Example of Aggregate Turnover Calculation
Let’s say ABC Enterprises has the following data for FY 2024-25:-
Particulars | Amount (₹) |
Taxable Supplies in Maharashtra | 40,00,000 |
Exempt Supplies in Maharashtra | 5,00,000 |
Exports (Services) from Karnataka | 15,00,000 |
Inter-State Branch Transfer (MH to KA) | 10,00,000 |
Inward Supplies under RCM | 2,00,000 |
GST Collected | 12,60,000 |
Calculation: –
- Taxable Supplies = ₹40,00,000
- Exempt Supplies = ₹5,00,000
- Export Supplies = ₹15,00,000
- Inter-State Branch Transfer = ₹10,00,000
- Subtotal = ₹70,00,000
- Exclude Inward RCM = Not included
- Exclude GST Collected = ₹12,60,000 (already excluded in supply values)
Aggregate Turnover = ₹70,00,000
Common Mistakes to Avoid
- Including GST Amounts: Many taxpayers mistakenly include GST in their turnover figures, leading to inflated turnover.
- Ignoring Branch Transfers: Inter-state supply between branches of the same PAN must be included.
- Misclassification of Exempt or Non-GST Supplies: Ensure correct classification to avoid compliance errors.
- Calculating GSTIN-wise instead of PAN-wise: Aggregate turnover is not per registration but per PAN across India.
Conclusion
Accurately calculating aggregate turnover under GST is essential for every business to stay compliant with registration requirements, return filings, and scheme eligibility. Always ensure that you’re considering the correct components and excluding what the law mandates.
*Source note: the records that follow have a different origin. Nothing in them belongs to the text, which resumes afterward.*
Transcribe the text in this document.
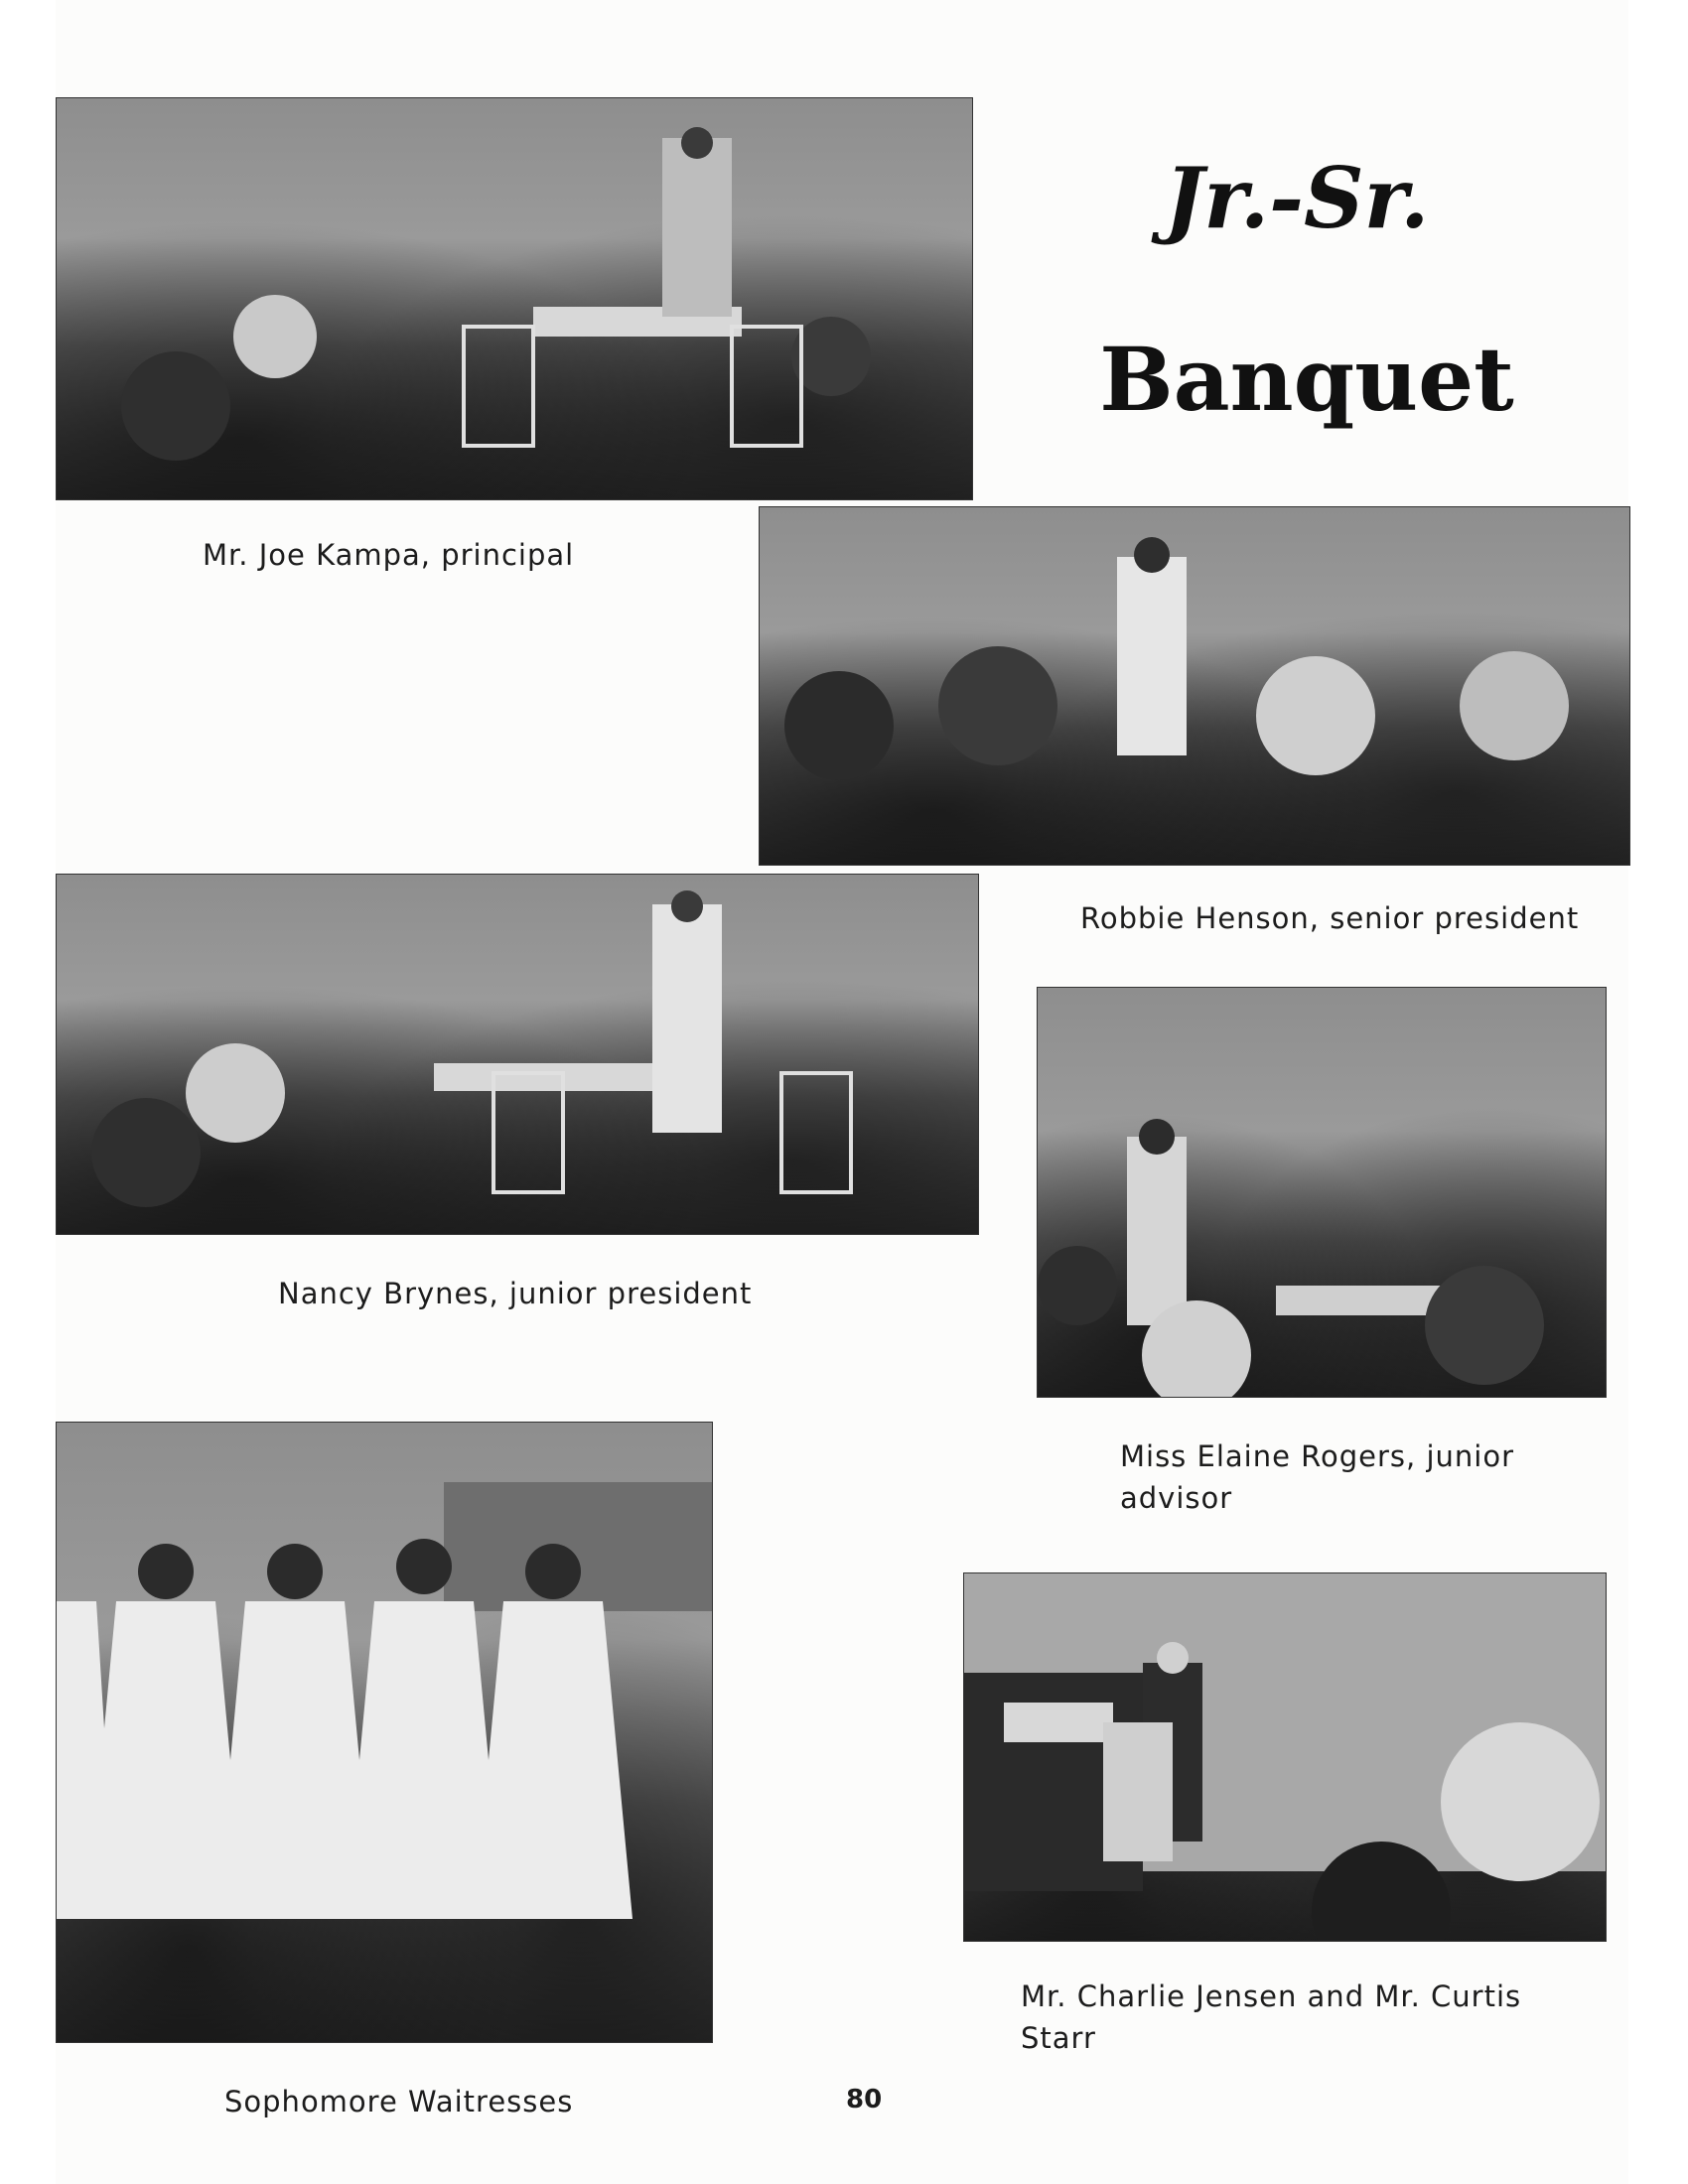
Jr.-Sr.
Banquet
Mr. Joe Kampa, principal
Robbie Henson, senior president
Nancy Brynes, junior president
Miss Elaine Rogers, junior
advisor
Sophomore Waitresses
Mr. Charlie Jensen and Mr. Curtis
Starr
80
It is advisable to keep updated with the latest GST circulars and clarifications or consult a tax professional for accurate compliance.
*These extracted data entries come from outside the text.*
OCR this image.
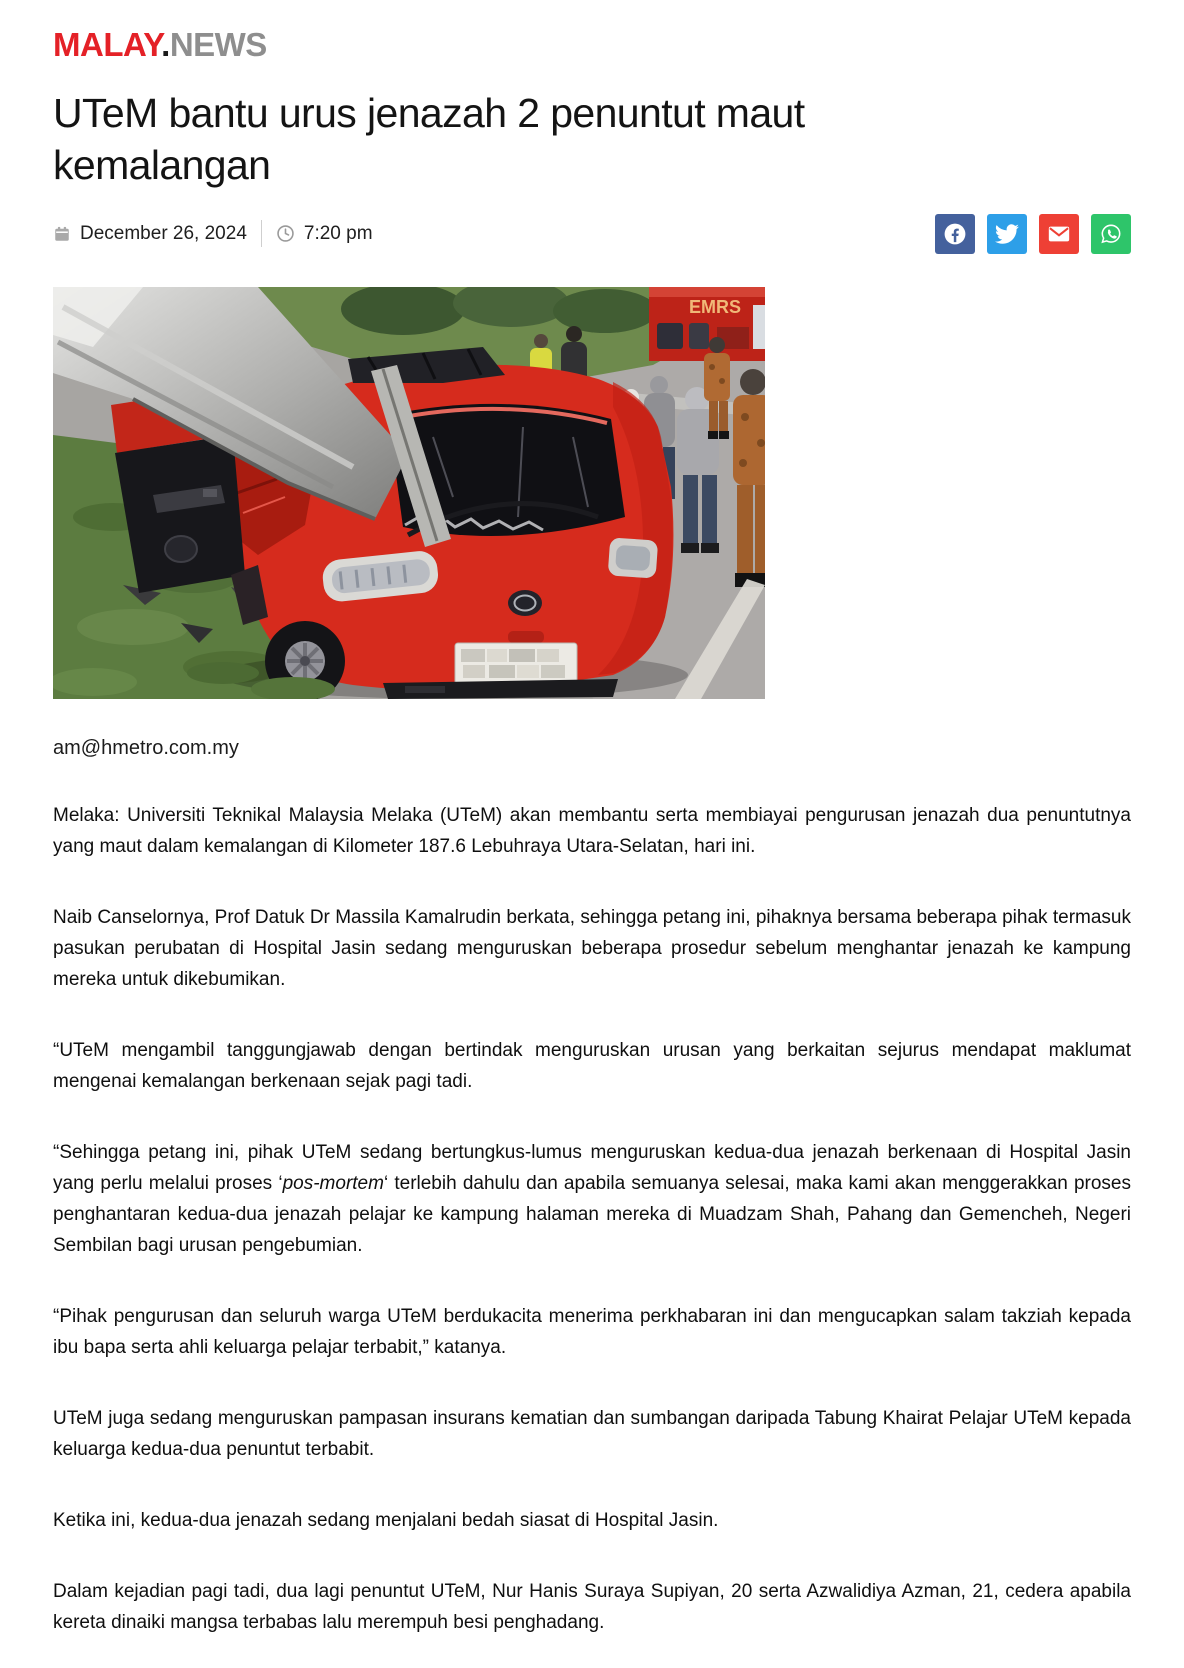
MALAY.NEWS
UTeM bantu urus jenazah 2 penuntut maut kemalangan
December 26, 2024	7:20 pm
EMRS
am@hmetro.com.my

Melaka: Universiti Teknikal Malaysia Melaka (UTeM) akan membantu serta membiayai pengurusan jenazah dua penuntutnya yang maut dalam kemalangan di Kilometer 187.6 Lebuhraya Utara-Selatan, hari ini.

Naib Canselornya, Prof Datuk Dr Massila Kamalrudin berkata, sehingga petang ini, pihaknya bersama beberapa pihak termasuk pasukan perubatan di Hospital Jasin sedang menguruskan beberapa prosedur sebelum menghantar jenazah ke kampung mereka untuk dikebumikan.

“UTeM mengambil tanggungjawab dengan bertindak menguruskan urusan yang berkaitan sejurus mendapat maklumat mengenai kemalangan berkenaan sejak pagi tadi.

“Sehingga petang ini, pihak UTeM sedang bertungkus-lumus menguruskan kedua-dua jenazah berkenaan di Hospital Jasin yang perlu melalui proses ‘pos-mortem‘ terlebih dahulu dan apabila semuanya selesai, maka kami akan menggerakkan proses penghantaran kedua-dua jenazah pelajar ke kampung halaman mereka di Muadzam Shah, Pahang dan Gemencheh, Negeri Sembilan bagi urusan pengebumian.

“Pihak pengurusan dan seluruh warga UTeM berdukacita menerima perkhabaran ini dan mengucapkan salam takziah kepada ibu bapa serta ahli keluarga pelajar terbabit,” katanya.

UTeM juga sedang menguruskan pampasan insurans kematian dan sumbangan daripada Tabung Khairat Pelajar UTeM kepada keluarga kedua-dua penuntut terbabit.

Ketika ini, kedua-dua jenazah sedang menjalani bedah siasat di Hospital Jasin.

Dalam kejadian pagi tadi, dua lagi penuntut UTeM, Nur Hanis Suraya Supiyan, 20 serta Azwalidiya Azman, 21, cedera apabila kereta dinaiki mangsa terbabas lalu merempuh besi penghadang.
If you are a startup, small business, or growing enterprise and need help with GST registration online, GST return filing, or turnover assessment, feel free to connect with our expert legal and tax advisory team.
Let your compliance journey be simple, correct and worry-free.
FAQs
1. Is aggregate turnover calculated for each GSTIN or PAN level?
Aggregate turnover is calculated at the PAN level across all GST registrations in India.
2. Are exports included in aggregate turnover?
Yes. Exports of zero-rated supplies are included in aggregate turnover.
3. Should I include taxes like CGST and IGST in turnover?
No. Turnover must be exclusive of taxes such as CGST, SGST, IGST, and cess.
4. Are reverse charge inward supplies counted?
No. Inward supplies on which tax is paid under reverse charge are excluded.
5. What about non-GST supplies like petrol and alcohol?
These are not covered under GST and hence excluded from aggregate turnover.